We were going to call ourselves the Minnesota committee to save lives because the death toll from the war was just enormous. All the bombing and killing, destroying, really got to you. You wanted to just change that. Plus, we wanted to dedicate our action to George Crocker, who had just gone to jail for draft resistance. So we had some 16 different draft boards ready to go, cased out. We'd been doing it for a couple of months.
And so we just took the number of people we had for a number of boards that we could do. And that fateful night of July 10th, 1970, we entered. I was part of a group of three with Brad Beneke and Peter Simmons. And we entered the Winona draft board and had broken in after midnight and had just started opening up the files. And lo and behold, here comes from this adjoining room, these guys running in with these kind of sport jackets on. And I thought, my goodness, this changes things.

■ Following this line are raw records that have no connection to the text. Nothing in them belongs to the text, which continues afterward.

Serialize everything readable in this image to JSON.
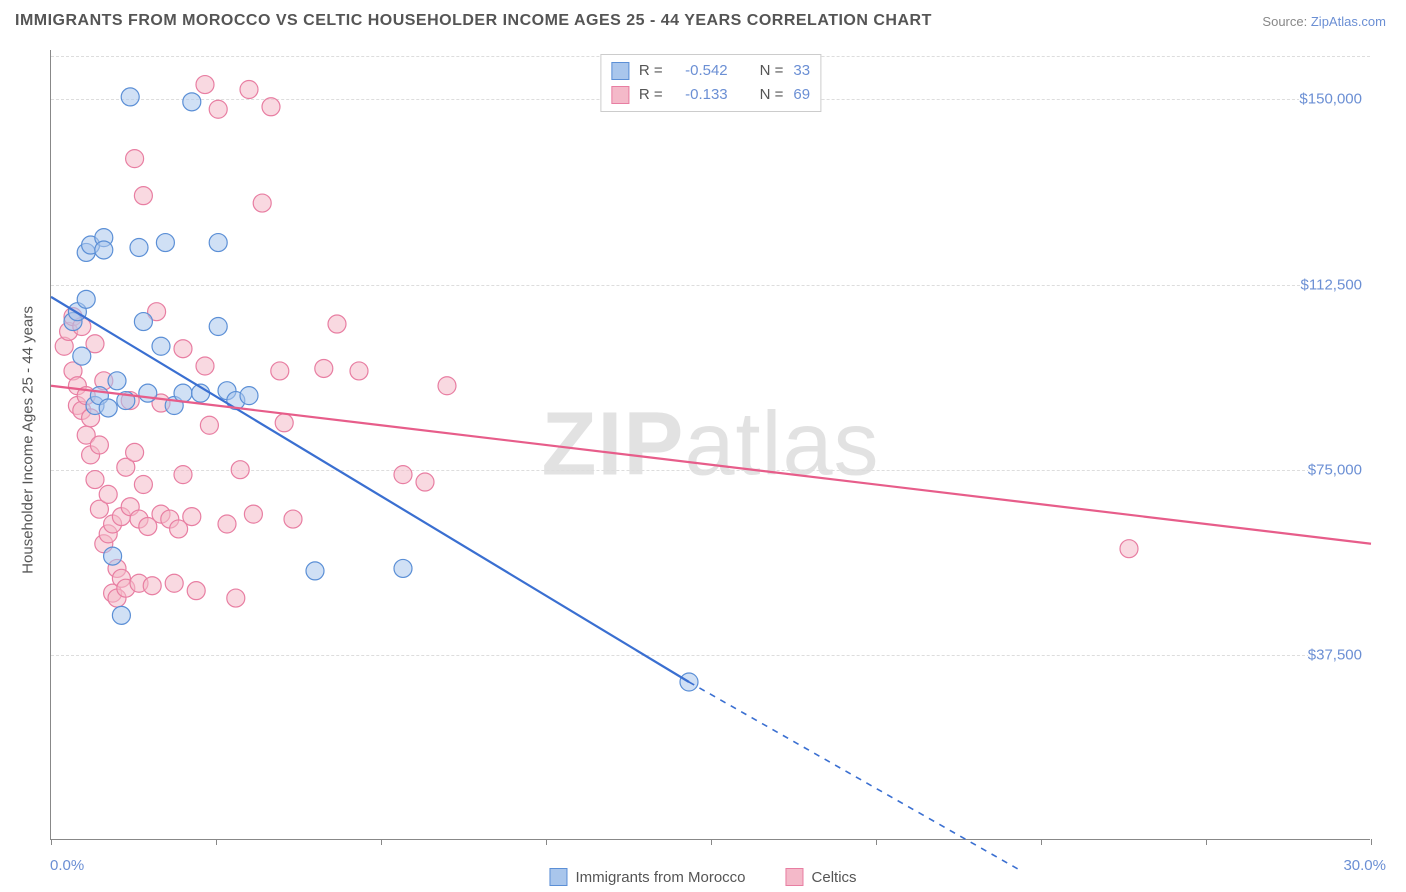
{
  "title": "IMMIGRANTS FROM MOROCCO VS CELTIC HOUSEHOLDER INCOME AGES 25 - 44 YEARS CORRELATION CHART",
  "source_label": "Source:",
  "source_name": "ZipAtlas.com",
  "watermark": {
    "part1": "ZIP",
    "part2": "atlas"
  },
  "yaxis_title": "Householder Income Ages 25 - 44 years",
  "chart": {
    "type": "scatter",
    "xlim": [
      0.0,
      30.0
    ],
    "ylim": [
      0,
      160000
    ],
    "x_tick_positions": [
      0,
      3.75,
      7.5,
      11.25,
      15,
      18.75,
      22.5,
      26.25,
      30
    ],
    "x_tick_labels_shown": {
      "first": "0.0%",
      "last": "30.0%"
    },
    "y_gridlines": [
      37500,
      75000,
      112500,
      150000
    ],
    "y_tick_labels": [
      "$37,500",
      "$75,000",
      "$112,500",
      "$150,000"
    ],
    "background_color": "#ffffff",
    "grid_color": "#dddddd",
    "axis_color": "#888888",
    "label_color": "#6b8fd4",
    "series": [
      {
        "name": "Immigrants from Morocco",
        "color_fill": "#a9c6ec",
        "color_stroke": "#5b8fd6",
        "line_color": "#3a6fd1",
        "marker_radius": 9,
        "marker_opacity": 0.55,
        "R": "-0.542",
        "N": "33",
        "trend": {
          "x1": 0,
          "y1": 110000,
          "x2": 14.5,
          "y2": 32000,
          "extend_x2": 22,
          "extend_y2": -6000
        },
        "points": [
          [
            0.5,
            105000
          ],
          [
            0.6,
            107000
          ],
          [
            0.7,
            98000
          ],
          [
            0.8,
            109500
          ],
          [
            0.8,
            119000
          ],
          [
            0.9,
            120500
          ],
          [
            1.0,
            88000
          ],
          [
            1.1,
            90000
          ],
          [
            1.2,
            122000
          ],
          [
            1.2,
            119500
          ],
          [
            1.3,
            87500
          ],
          [
            1.4,
            57500
          ],
          [
            1.5,
            93000
          ],
          [
            1.6,
            45500
          ],
          [
            1.7,
            89000
          ],
          [
            1.8,
            150500
          ],
          [
            2.0,
            120000
          ],
          [
            2.1,
            105000
          ],
          [
            2.2,
            90500
          ],
          [
            2.5,
            100000
          ],
          [
            2.6,
            121000
          ],
          [
            2.8,
            88000
          ],
          [
            3.0,
            90500
          ],
          [
            3.2,
            149500
          ],
          [
            3.4,
            90500
          ],
          [
            3.8,
            104000
          ],
          [
            4.0,
            91000
          ],
          [
            4.2,
            89000
          ],
          [
            4.5,
            90000
          ],
          [
            3.8,
            121000
          ],
          [
            6.0,
            54500
          ],
          [
            8.0,
            55000
          ],
          [
            14.5,
            32000
          ]
        ]
      },
      {
        "name": "Celtics",
        "color_fill": "#f4b9c9",
        "color_stroke": "#e87ea2",
        "line_color": "#e75d8a",
        "marker_radius": 9,
        "marker_opacity": 0.55,
        "R": "-0.133",
        "N": "69",
        "trend": {
          "x1": 0,
          "y1": 92000,
          "x2": 30,
          "y2": 60000
        },
        "points": [
          [
            0.3,
            100000
          ],
          [
            0.4,
            103000
          ],
          [
            0.5,
            106000
          ],
          [
            0.5,
            95000
          ],
          [
            0.6,
            88000
          ],
          [
            0.6,
            92000
          ],
          [
            0.7,
            104000
          ],
          [
            0.7,
            87000
          ],
          [
            0.8,
            82000
          ],
          [
            0.8,
            90000
          ],
          [
            0.9,
            78000
          ],
          [
            0.9,
            85500
          ],
          [
            1.0,
            100500
          ],
          [
            1.0,
            73000
          ],
          [
            1.1,
            67000
          ],
          [
            1.1,
            80000
          ],
          [
            1.2,
            93000
          ],
          [
            1.2,
            60000
          ],
          [
            1.3,
            62000
          ],
          [
            1.3,
            70000
          ],
          [
            1.4,
            50000
          ],
          [
            1.4,
            64000
          ],
          [
            1.5,
            49000
          ],
          [
            1.5,
            55000
          ],
          [
            1.6,
            65500
          ],
          [
            1.6,
            53000
          ],
          [
            1.7,
            75500
          ],
          [
            1.7,
            51000
          ],
          [
            1.8,
            89000
          ],
          [
            1.8,
            67500
          ],
          [
            1.9,
            78500
          ],
          [
            1.9,
            138000
          ],
          [
            2.0,
            52000
          ],
          [
            2.0,
            65000
          ],
          [
            2.1,
            130500
          ],
          [
            2.1,
            72000
          ],
          [
            2.2,
            63500
          ],
          [
            2.3,
            51500
          ],
          [
            2.4,
            107000
          ],
          [
            2.5,
            66000
          ],
          [
            2.5,
            88500
          ],
          [
            2.7,
            65000
          ],
          [
            2.8,
            52000
          ],
          [
            2.9,
            63000
          ],
          [
            3.0,
            74000
          ],
          [
            3.0,
            99500
          ],
          [
            3.2,
            65500
          ],
          [
            3.3,
            50500
          ],
          [
            3.5,
            153000
          ],
          [
            3.5,
            96000
          ],
          [
            3.6,
            84000
          ],
          [
            3.8,
            148000
          ],
          [
            4.0,
            64000
          ],
          [
            4.2,
            49000
          ],
          [
            4.3,
            75000
          ],
          [
            4.5,
            152000
          ],
          [
            4.6,
            66000
          ],
          [
            4.8,
            129000
          ],
          [
            5.0,
            148500
          ],
          [
            5.2,
            95000
          ],
          [
            5.3,
            84500
          ],
          [
            5.5,
            65000
          ],
          [
            6.2,
            95500
          ],
          [
            6.5,
            104500
          ],
          [
            7.0,
            95000
          ],
          [
            8.0,
            74000
          ],
          [
            8.5,
            72500
          ],
          [
            9.0,
            92000
          ],
          [
            24.5,
            59000
          ]
        ]
      }
    ]
  },
  "legend_top": [
    {
      "series_idx": 0,
      "R_label": "R =",
      "N_label": "N ="
    },
    {
      "series_idx": 1,
      "R_label": "R =",
      "N_label": "N ="
    }
  ],
  "legend_bottom": [
    {
      "series_idx": 0
    },
    {
      "series_idx": 1
    }
  ]
}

And at first I thought, well, maybe we were so clumsy. People in town had noticed that we were breaking in and all that. But then they identified themselves eventually as the FBI and handcuffed us.

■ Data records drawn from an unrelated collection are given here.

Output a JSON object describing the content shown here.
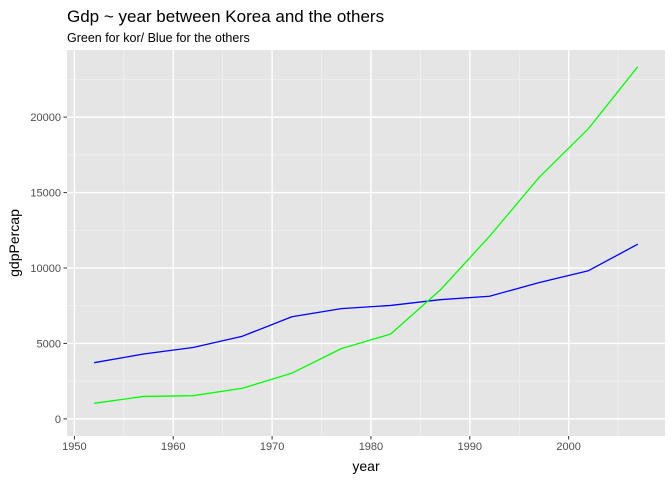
{
  "chart_data": {
    "type": "line",
    "title": "Gdp ~ year between Korea and the others",
    "subtitle": "Green for kor/ Blue for the others",
    "xlabel": "year",
    "ylabel": "gdpPercap",
    "xlim": [
      1949.25,
      2009.75
    ],
    "ylim": [
      -1135,
      24450
    ],
    "x_ticks": [
      1950,
      1960,
      1970,
      1980,
      1990,
      2000
    ],
    "y_ticks": [
      0,
      5000,
      10000,
      15000,
      20000
    ],
    "grid": true,
    "background": "#e5e5e5",
    "series": [
      {
        "color": "#0000ff",
        "x": [
          1952,
          1957,
          1962,
          1967,
          1972,
          1977,
          1982,
          1987,
          1992,
          1997,
          2002,
          2007
        ],
        "y": [
          3725,
          4300,
          4730,
          5480,
          6770,
          7310,
          7520,
          7900,
          8130,
          9030,
          9820,
          11580
        ]
      },
      {
        "color": "#00ff00",
        "x": [
          1952,
          1957,
          1962,
          1967,
          1972,
          1977,
          1982,
          1987,
          1992,
          1997,
          2002,
          2007
        ],
        "y": [
          1031,
          1488,
          1537,
          2029,
          3031,
          4657,
          5623,
          8533,
          12104,
          15994,
          19234,
          23348
        ]
      }
    ]
  }
}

SPEAKER 1: So had somebody snitched?
SPEAKER 2: Well, that's what they say. We still don't know for sure who it was. I mean, there were some people who dropped out along the way. And it's possible that they could have been bugging phones or tapping or having directional devices on cars because some of the people who had taken moral responsibility for this earlier draft board action was called the Beaver 55. Some of their same cars were used for casing these other places. And we know that they were casing out.

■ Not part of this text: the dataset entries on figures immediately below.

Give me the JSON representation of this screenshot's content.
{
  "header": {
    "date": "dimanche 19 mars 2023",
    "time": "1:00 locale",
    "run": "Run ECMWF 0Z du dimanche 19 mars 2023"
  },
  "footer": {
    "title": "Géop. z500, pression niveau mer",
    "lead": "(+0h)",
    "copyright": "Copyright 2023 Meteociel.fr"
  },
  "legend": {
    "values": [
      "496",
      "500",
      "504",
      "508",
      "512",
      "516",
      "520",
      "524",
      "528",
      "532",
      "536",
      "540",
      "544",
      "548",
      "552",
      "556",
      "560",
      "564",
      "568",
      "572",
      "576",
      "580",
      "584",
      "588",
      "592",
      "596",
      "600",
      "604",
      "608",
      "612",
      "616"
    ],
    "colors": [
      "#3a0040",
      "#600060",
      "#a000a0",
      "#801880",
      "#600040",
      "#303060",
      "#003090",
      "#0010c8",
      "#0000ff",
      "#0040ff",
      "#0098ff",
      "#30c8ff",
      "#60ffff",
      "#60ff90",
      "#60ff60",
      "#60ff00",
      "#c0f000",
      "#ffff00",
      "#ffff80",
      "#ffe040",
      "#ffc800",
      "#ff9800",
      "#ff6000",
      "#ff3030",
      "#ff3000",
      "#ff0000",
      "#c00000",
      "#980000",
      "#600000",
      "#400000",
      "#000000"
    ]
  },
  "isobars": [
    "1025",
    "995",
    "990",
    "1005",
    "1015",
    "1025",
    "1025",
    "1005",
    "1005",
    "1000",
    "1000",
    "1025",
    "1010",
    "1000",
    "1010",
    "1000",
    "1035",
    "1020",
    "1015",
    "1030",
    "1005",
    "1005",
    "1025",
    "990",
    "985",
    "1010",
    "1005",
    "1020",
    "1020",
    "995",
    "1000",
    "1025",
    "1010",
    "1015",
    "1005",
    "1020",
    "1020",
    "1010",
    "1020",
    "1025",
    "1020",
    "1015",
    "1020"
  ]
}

They were at three places that we went. With a total of eight, we were known as the Minnesota Eight. But they were not at the Wabasha. And there, all the files were destroyed. In fact, years later, people came up and told me how they had gotten out of the draft because their file was destroyed there and thanked us. But I had a lot of other different places, too.
We'd hear from sons and daughters of sheriffs and whatever else that were staking out these other draft boards. So people suspect whoever, whoever. But in the long run, it didn't matter all that much. So that was the start of a great adventure.
SPEAKER 1: So you shortly thereafter found yourself in federal court in St. Paul, I believe.
SPEAKER 2: Yes, with old Judge Devitt. I know he's highly honored and revered by so many people in the legal profession. But he was just this railroading type of a judge and that we were very circumscribed in how we could do our defense. We had three different trials for each of the three cities we were arrested in. But we couldn't present any defense because we didn't want to have to talk about-- perhaps who these other people were in Wabasha and give them away.
And he made it very difficult for our defense and what we were doing. And I defended myself and had a great amount of fun. And Ken Tilsen was our lawyer there. And he's very good. Very good. Excellent. I learned a lot about the law from him close up. And there was huge illegal marches while we were being held in jail. And I think that's one reason why we had our bail dropped from $50,000-- back then, that was an enormous sum-- to $10,000, which was a bit more doable.
Eventually, we had our charges dropped too from attempted sabotage, actually, of national defense materials. So when you hear sabotage, well, that's a pretty heavy charge there. And so they had planned this in advance. But it was eventually dropped to a more easily winnable from the government's point of view.